Di sekolah pun Verrint dan Dewo tak banyak bicara, bahkan bertemu muka langsung pun jarang. Yah bagaimana tidak, setiap ada waktu senggang pasti di pakai Dewo untuk berlatih. Bahkan waktu istirahat pun di pakai Dewo berlatih seorang diri. Dewo melakukan itu mungkin untuk menjaga nama ketua tim basket yang disandangnya pada saat pertandingan nanti.

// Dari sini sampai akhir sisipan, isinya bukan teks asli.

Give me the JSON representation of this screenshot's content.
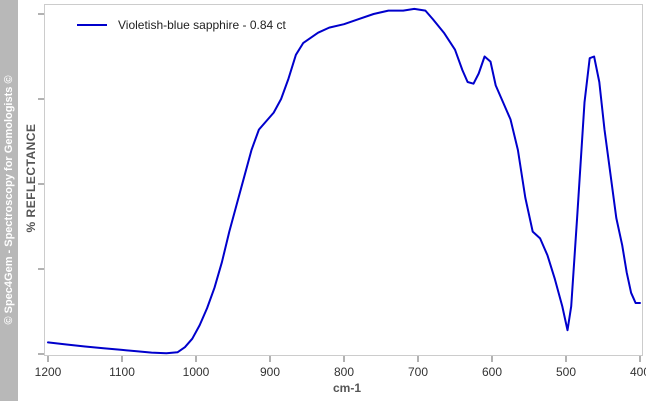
{
  "watermark": "© Spec4Gem - Spectroscopy for Gemologists ©",
  "chart_data": {
    "type": "line",
    "title": "",
    "xlabel": "cm-1",
    "ylabel": "% REFLECTANCE",
    "xlim": [
      1200,
      400
    ],
    "x_reversed": true,
    "ylim": [
      0,
      100
    ],
    "y_tick_labels_shown": false,
    "x_ticks": [
      1200,
      1100,
      1000,
      900,
      800,
      700,
      600,
      500,
      400
    ],
    "x_tick_labels": [
      "1200",
      "1100",
      "1000",
      "900",
      "800",
      "700",
      "600",
      "500",
      "400"
    ],
    "grid": false,
    "legend_position": "top-left",
    "series": [
      {
        "name": "Violetish-blue sapphire - 0.84 ct",
        "color": "#0000cc",
        "points": [
          [
            1200,
            3.4
          ],
          [
            1175,
            2.8
          ],
          [
            1150,
            2.2
          ],
          [
            1125,
            1.7
          ],
          [
            1100,
            1.2
          ],
          [
            1080,
            0.8
          ],
          [
            1060,
            0.4
          ],
          [
            1040,
            0.2
          ],
          [
            1025,
            0.5
          ],
          [
            1015,
            2.0
          ],
          [
            1005,
            4.5
          ],
          [
            995,
            8.5
          ],
          [
            985,
            13.5
          ],
          [
            975,
            19.5
          ],
          [
            965,
            27
          ],
          [
            955,
            36
          ],
          [
            945,
            44
          ],
          [
            935,
            52
          ],
          [
            925,
            60
          ],
          [
            915,
            66
          ],
          [
            905,
            68.5
          ],
          [
            895,
            71
          ],
          [
            885,
            75
          ],
          [
            875,
            81
          ],
          [
            865,
            88
          ],
          [
            855,
            91.5
          ],
          [
            845,
            93
          ],
          [
            835,
            94.5
          ],
          [
            820,
            96
          ],
          [
            800,
            97
          ],
          [
            780,
            98.5
          ],
          [
            760,
            100
          ],
          [
            740,
            101
          ],
          [
            720,
            101
          ],
          [
            705,
            101.5
          ],
          [
            690,
            101
          ],
          [
            680,
            98.5
          ],
          [
            665,
            94.5
          ],
          [
            650,
            89.5
          ],
          [
            640,
            83.5
          ],
          [
            633,
            80
          ],
          [
            625,
            79.5
          ],
          [
            618,
            82.5
          ],
          [
            610,
            87.5
          ],
          [
            602,
            86
          ],
          [
            595,
            79
          ],
          [
            585,
            74
          ],
          [
            575,
            69
          ],
          [
            565,
            60
          ],
          [
            555,
            46
          ],
          [
            545,
            36
          ],
          [
            535,
            34
          ],
          [
            525,
            29
          ],
          [
            515,
            22
          ],
          [
            505,
            14
          ],
          [
            498,
            7
          ],
          [
            493,
            14
          ],
          [
            485,
            40
          ],
          [
            475,
            74
          ],
          [
            468,
            87
          ],
          [
            462,
            87.5
          ],
          [
            455,
            80
          ],
          [
            448,
            66
          ],
          [
            440,
            53
          ],
          [
            432,
            40
          ],
          [
            424,
            32
          ],
          [
            418,
            24
          ],
          [
            412,
            18
          ],
          [
            406,
            15
          ],
          [
            400,
            15
          ]
        ]
      }
    ]
  }
}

“Wo...” panggil Verrint dari pinggir lapangan basket.
Dewo menoleh.
“Istirahat dulu!” ucap Verrint.
“Ntar aja, nanggung.” Jawab Dewo datar.
Verrint kemudian menghampiri Dewo di tengah lapangan basket. Verrint pun lalu memandangi Dewo dengan seksama. “Kamu gak cape latihan terus?” tanya Verrint.
Dewo tak menjawab dan hanya mendribel bola dan melemparnya ke ring.
Dengan cepat Verrint mengambil bola yang baru saja masuk ring. “Kamu gak cape?” tanyanya sekali lagi.
“Bola!” pinta Dewo.
Verrint kemudian menyembunyikan bola itu di belakang tubuhnya. “Aku ngerti Wo pertandingan bentar lagi, tapi kamu gak harus latihan sampe kayak gini kan.” Ucap Verrint.
“Bolanya Rint!” pinta Dewo lagi tanpa menghiraukan ucapan Verrint.
“Ya ampun Wo, badan kamu tuh udah basah sama keringet. Kalo kamu latihan sampe kayak gini, di pertandingan nanti kamu bakalan kehabisan tenaga Wo.” Ucap Verrint lagi.
“Kamu tau apa sih soal pertandingan?” bentak Dewo. “Meningan kamu pergi deh sekarang, gak usah ganggu aku latihan lagi!” sambungnya.
Verrint tercengang mendengar ucapan tadi dari mulut Dewo. Verrint benar-benar kaget, selama ini Dewo tidak pernah membentak Verrint, tapi hari ini Dewo benar-benar berbeda. Dengan perasaan yang bingung dan sedikit kesal Verrint akhirnya meninggalkan Dewo di lapangan basket. Verrint benar-benar tidak percaya, Dewo yang selama ini baik dan selalu menghargai perempuan bisa berbuat seperti itu. Apa mungkin Dewo seperti itu hanya karena ingin fokus pada pertandingannya? Verrint merasa Dewo berubah bukan karena pertandingan, tapi karena sebab lain.